Imaginez la steppe sans limites, un océan ondoyant de verdure aux senteurs mentholées, des troupeaux immenses mais qui semblent tout petits dans l’immensité du vent…
Dans ce pays vivent de grands troupeaux d’ânes sauvages : les Koulans. Libres, indomptés, les koulans parcourent au fil des saisons les hautes plaines d’Asie Centrale à la recherche de nouveaux pâturages.
C’est aussi le pays de Sarantoya, petite fille de Mongolie. Son nom signifie « Clair de Lune »
Elle vit avec ses parents au campement des yourtes blanches. Ces grandes tentes rondes sont leurs maisons. Pleine
d’insouciance, Sarantoya passe ses journées d’été à monter à cheval, à jouer aux osselets et à la balançoire avec les autres enfants du campement…
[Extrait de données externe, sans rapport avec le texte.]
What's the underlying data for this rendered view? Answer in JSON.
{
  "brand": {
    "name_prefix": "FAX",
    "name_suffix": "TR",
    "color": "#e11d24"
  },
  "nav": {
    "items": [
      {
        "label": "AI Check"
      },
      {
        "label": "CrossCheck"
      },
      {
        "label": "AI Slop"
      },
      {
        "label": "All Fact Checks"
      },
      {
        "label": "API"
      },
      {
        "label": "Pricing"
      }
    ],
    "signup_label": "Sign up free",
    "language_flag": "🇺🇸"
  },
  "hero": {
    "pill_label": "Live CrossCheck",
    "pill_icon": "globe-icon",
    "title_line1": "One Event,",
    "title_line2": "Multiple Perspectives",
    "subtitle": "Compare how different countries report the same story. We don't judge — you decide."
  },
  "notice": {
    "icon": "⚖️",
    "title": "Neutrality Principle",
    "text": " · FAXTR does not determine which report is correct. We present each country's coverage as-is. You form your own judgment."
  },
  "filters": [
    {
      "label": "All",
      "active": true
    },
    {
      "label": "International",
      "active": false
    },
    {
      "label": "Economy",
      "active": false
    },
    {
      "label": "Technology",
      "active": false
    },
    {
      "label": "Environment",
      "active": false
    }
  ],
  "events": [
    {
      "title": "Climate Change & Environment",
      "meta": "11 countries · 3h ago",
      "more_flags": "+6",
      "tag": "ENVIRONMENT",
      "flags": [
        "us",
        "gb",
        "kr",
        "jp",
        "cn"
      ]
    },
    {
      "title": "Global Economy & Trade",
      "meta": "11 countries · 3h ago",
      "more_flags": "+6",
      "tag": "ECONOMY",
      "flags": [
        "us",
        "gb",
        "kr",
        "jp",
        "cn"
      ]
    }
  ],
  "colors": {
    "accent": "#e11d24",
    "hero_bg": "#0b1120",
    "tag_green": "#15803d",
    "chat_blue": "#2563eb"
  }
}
Comme tous les nomades de Mongolie, ses parents élèvent des chevaux, des yacks et des moutons. Son père fait sécher des bouses pour le feu. Il rassemble les moutons et soigne ses chevaux. Sa mère
trait les brebis et les juments : avec le lait des juments elle fait l’aïrak. Elle prépare la soupe aux nouilles dans laquelle cuisent des morceaux de mouton ; elle répare aussi la
yourte et confectionne les dels, les beaux vêtements de toute la famille.
Quand il n’y a plus d’herbe pour le troupeau, alors on démonte les yourtes et tout le monde part s’installer ailleurs. L’été est court, il faut en profiter pour changer souvent de pâturage. Sur
une grande charrette, les nomades entassent leur mobilier, les feutres et les tapis.
L’automne se passe et les nomades installent aujourd’hui leur campement d’hiver : ils assemblent les murs puis les perches du toit des yourtes. Bien couvertes de feutre épais, elles
protègeront toute la famille des vents hurlants et glacés.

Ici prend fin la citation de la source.